Eishockey in Düsseldorf DEG braucht 1,8 Millionen Euro

Düsseldorf · Der Düsseldorfer Eishockey-Klub startet am Freitag in die neue Spielzeit. Geschäftsführer Elmar Schmellenkamp (67) erklärt, wie die Probleme der Vorsaison verhindert werden sollen: mit neuem Sponsorenkonzept, neuem Fernsehsender und einer besonderen Mannschaft.

 Elmar Schmellenkamp in seinem Büro an der Brehmstraße: Er will die DEG wieder besser in der Region verwurzeln.

Elmar Schmellenkamp in seinem Büro an der Brehmstraße: Er will die DEG wieder besser in der Region verwurzeln.

Foto: Endermann, Andreas

Sie sind im Winter zur DEG zurückgekehrt, als ernsthaft zu befürchten stand, dass der Klub aus finanziellen Gründen in die Oberliga absteigen muss. Wie sehen Sie Ihre Entscheidung heute?
Elmar Schmellenkamp Wir haben den Erfolg erreicht, für den wir angetreten sind. Wir haben im April den Lizenz-Antrag für die erste Liga gestellt, und er wurde genehmigt. Das Team, das im Winter mit hängenden Köpfen dastand, hatte allen Grund, sich zu freuen.

Wie sieht es für die DEG nach der Euphorie des Jahresanfangs nun aus?
Schmellenkamp Viele Einmalhilfen -700 000 Euro eines privaten Geldgebers, 450 000 Sondersponsoring der Stadt, der Verkauf der Toten-Hosen-Trikots, die Retter- und Bekennerpakete - sind nun nicht mehr da. Wir müssen rund 1,8 Millionen Euro ersetzen und das bestehende Sponsoring erhalten. Für den zweiten Teil habe ich ein sehr gutes Gefühl.

Und für den ersten Teil?
Schmellenkamp Wir haben dafür drei Zielgruppen definiert: Fans und Zuschauer, kleinere und mittlere Unternehmen aus der Region sowie Unternehmen, die im nationalen Markt tätig sind. Am Ende haben wir hoffentlich ein bis drei große, vier bis sechs mittlere und vielleicht zehn kleinere Unternehmen, die uns unterstützen.
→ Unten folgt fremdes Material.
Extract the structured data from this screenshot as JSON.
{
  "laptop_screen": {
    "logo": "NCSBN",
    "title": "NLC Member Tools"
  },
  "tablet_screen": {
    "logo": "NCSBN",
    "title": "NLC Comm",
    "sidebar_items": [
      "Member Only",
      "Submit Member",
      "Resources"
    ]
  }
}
Wie wollen Sie mehr Fans und Zuschauer gewinnen?
Schmellenkamp Wir wollen zunächst mehr Zuschauer gewinnen, ohne dabei auch schon mehr Geld zu verdienen. Wir könnten uns zum Beispiel vorstellen, den Oberrang für einen Spieltag-Sponsor zu öffnen, der da mit seiner gesamten Belegschaft hinkommt. Wichtig ist erst einmal, dass wir mehr Zuschauer haben, damit die Atmosphäre und die Show besser werden. Dieser Ansatz hat in Berlin gut funktioniert und mittelfristig auch den Ticketverkauf vorangebracht. Eine andere Möglichkeit ist Mobile Ticketing.

Was meint das?
Schmellenkamp
Wir sind schon in der Vergangenheit im Rahmen einer Werbeaktion mit einem Ticketverkaufsstand in die großen Unternehmen unserer Umgebung gegangen. Wenn man da zwei, drei Mal war, ist man dort zu hause. Die Mitarbeiter von Henkel zum Beispiel freuen sich schon, wenn wir wieder dort hinkommen und sorgen für einen guten Ticketverkauf. Diese Vorgehensweise wollen wir in dieser Saison vervielfachen. Wir können so unsere Beziehung zur Basis verbessern und uns regional besser verwurzeln - das gilt auch für die Sponsoren.

Inwiefern?
Schmellenkamp Wir haben, als wir noch einen Namenssponsor (die Metro - Anm. d. Red.) hatten, die kleinen und mittleren Unternehmen aus der Region vernachlässigt. Unser Namenssponsor hat uns große wirtschaftliche Vorteile gebracht, aber wir haben auch erlebt, dass er andere Sponsoren ein Stück an die Seite drückt.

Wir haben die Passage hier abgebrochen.